Número de pessoas com múltipla jornada cresceu 37,38%

A quantidade de mineiros que trabalha em vários locais aumentou 37,38% no quarto trimestre de 2018 na comparação com o mesmo período de 2014, saltando de 404 mil pessoas para 555 mil. De 2017 para 2018, a alta foi de 13,96% em igual base de análise.

Em termos percentuais, 4,1% dos mineiros tinham múltiplas jornadas em 2014. O índice saltou para 5,5% em 2018. No Brasil, 3,1% das pessoas tinham mais de um trabalho em 2014, contra 3,7% no ano passado.

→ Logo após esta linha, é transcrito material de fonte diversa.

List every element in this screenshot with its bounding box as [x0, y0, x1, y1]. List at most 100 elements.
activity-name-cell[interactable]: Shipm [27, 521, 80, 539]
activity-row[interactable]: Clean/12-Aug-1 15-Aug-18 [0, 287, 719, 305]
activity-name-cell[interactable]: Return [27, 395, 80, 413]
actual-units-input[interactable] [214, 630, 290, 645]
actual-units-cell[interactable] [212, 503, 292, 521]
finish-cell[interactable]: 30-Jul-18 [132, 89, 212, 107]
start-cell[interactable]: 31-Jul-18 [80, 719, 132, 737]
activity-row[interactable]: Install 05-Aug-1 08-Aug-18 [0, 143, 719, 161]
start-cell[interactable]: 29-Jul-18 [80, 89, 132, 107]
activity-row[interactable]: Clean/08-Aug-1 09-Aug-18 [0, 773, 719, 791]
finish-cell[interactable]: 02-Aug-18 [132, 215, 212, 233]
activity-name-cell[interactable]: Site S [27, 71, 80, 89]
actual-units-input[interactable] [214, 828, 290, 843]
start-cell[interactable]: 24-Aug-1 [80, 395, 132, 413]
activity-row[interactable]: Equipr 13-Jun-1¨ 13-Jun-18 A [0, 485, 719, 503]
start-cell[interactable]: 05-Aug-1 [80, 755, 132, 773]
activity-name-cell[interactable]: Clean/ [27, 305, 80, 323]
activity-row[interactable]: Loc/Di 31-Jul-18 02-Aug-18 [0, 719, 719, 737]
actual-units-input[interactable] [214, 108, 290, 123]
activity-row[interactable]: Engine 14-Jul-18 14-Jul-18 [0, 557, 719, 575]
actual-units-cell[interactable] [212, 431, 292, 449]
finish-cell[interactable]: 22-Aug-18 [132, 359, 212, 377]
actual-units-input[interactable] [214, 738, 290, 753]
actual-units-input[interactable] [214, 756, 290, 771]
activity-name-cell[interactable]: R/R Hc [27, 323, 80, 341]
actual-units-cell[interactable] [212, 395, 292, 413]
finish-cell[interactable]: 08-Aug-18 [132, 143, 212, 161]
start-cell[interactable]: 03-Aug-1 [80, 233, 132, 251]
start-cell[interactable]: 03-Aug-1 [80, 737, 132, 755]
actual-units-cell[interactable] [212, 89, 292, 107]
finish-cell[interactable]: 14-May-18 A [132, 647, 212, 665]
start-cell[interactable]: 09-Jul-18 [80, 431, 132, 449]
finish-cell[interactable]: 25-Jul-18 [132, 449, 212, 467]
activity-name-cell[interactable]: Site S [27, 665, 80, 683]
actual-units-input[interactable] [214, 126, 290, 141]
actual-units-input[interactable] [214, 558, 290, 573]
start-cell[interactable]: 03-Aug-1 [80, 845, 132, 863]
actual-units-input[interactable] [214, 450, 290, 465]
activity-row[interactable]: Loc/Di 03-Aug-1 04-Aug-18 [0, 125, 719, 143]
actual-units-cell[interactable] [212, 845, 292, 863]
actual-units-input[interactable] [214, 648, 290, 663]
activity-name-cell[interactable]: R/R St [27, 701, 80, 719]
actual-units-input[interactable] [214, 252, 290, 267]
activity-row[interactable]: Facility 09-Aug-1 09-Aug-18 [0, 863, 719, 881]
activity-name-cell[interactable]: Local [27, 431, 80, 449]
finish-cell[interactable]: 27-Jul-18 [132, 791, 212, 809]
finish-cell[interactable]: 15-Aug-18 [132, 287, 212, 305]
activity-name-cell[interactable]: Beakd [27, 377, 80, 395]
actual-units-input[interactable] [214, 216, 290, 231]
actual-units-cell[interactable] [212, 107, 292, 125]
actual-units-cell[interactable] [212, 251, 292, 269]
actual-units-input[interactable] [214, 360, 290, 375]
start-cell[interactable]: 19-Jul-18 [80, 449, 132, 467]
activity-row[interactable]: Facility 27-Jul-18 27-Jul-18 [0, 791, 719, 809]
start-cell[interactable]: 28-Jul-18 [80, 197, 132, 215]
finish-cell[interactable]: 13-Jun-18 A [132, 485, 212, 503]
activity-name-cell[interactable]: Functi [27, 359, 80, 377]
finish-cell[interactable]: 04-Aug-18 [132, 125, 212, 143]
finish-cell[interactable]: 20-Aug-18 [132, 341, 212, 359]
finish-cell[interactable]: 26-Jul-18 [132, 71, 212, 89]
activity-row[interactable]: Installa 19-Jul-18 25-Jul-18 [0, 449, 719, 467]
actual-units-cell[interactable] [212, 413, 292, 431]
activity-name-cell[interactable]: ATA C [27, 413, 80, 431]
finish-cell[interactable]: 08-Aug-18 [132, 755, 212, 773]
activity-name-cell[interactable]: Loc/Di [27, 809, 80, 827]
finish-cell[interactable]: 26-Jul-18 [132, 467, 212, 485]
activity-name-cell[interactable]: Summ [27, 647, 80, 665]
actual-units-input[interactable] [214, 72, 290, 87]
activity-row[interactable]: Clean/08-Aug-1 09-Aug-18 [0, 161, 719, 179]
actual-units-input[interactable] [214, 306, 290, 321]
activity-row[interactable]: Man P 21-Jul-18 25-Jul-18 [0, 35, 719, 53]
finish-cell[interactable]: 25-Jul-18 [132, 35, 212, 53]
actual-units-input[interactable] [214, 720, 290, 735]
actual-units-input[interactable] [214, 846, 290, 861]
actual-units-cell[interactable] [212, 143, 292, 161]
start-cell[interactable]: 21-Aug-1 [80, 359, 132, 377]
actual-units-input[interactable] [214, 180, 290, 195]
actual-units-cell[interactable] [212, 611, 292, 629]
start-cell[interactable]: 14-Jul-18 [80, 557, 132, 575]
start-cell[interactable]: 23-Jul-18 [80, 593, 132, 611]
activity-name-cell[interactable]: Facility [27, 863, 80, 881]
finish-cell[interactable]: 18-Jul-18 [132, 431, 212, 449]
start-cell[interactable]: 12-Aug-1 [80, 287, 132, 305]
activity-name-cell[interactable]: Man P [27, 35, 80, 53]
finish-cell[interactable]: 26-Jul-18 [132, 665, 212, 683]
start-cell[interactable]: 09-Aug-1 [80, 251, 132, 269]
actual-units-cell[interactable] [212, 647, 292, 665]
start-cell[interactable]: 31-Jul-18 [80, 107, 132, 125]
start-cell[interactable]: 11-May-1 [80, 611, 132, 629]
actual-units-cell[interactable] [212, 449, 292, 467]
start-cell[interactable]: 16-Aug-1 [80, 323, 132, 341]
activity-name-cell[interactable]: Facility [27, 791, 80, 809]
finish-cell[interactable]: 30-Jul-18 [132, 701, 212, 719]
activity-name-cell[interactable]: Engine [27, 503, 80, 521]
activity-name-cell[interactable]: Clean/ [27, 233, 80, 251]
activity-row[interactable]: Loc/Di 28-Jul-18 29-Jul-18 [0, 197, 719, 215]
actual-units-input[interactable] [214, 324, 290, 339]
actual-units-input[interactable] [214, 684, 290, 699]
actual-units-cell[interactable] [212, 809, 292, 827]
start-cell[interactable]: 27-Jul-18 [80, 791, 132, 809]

Os números são do Instituto Brasileiro de Geografia e Estatística (IBGE) e contemplam tanto pessoas que têm empregos formais quanto aqueles que fazem outras atividades para complementar a renda, o famoso bico.

A intensificação da múltipla jornada coincide com a evolução do desemprego, que começou a se intensificar em 2014.Naquele ano, 6,8% dos brasileiros, o equivalente a 7,2 milhões de pessoas, procuravam emprego, o maior índice, até então, desde 2003, conforme o IBGE. 

A pesquisa foi realizada nas regiões metropolitanas de BH, Recife, Rio de Janeiro, Salvador, São Paulo e Porto Alegre.
Isso significa que muitas pessoas entraram 2015 com a renda drasticamente afetada. Para compensar, aceitaram receber menos em outras atividades. E a saída foi procurar outra fonte de renda.

Naquele ano, aliás, o desemprego aumentou 38%, atingindo 10 milhões de brasileiros, um novo recorde até então. Em 2017, bateu 12,7%, recuando para 12,3% no ano passado.

“As pessoas que trabalham de madrugada para produzir algo ou que têm dupla ou até tripla jornada precisam do dinheiro. É raro ver alguém que faça tanto esforço para economizar. A não ser que tenha uma meta”, dia a professora de Economia da Faculdades Promove, Mafalda Ruivo. 

É o caso de Célia Aparecida Gonçalves de Freitas, que trabalha em um buffet de Belo Horizonte e produz ovos de Páscoa à noite. Há cerca de dois anos, ela perdeu o marido e viu a renda despencar. 

“Eu trabalhava com produção de doces em casa e ajudava bastante na renda e nas contas. Mas com a crise e o falecimento do meu marido foi necessário aumentar o tempo de trabalho”, justifica.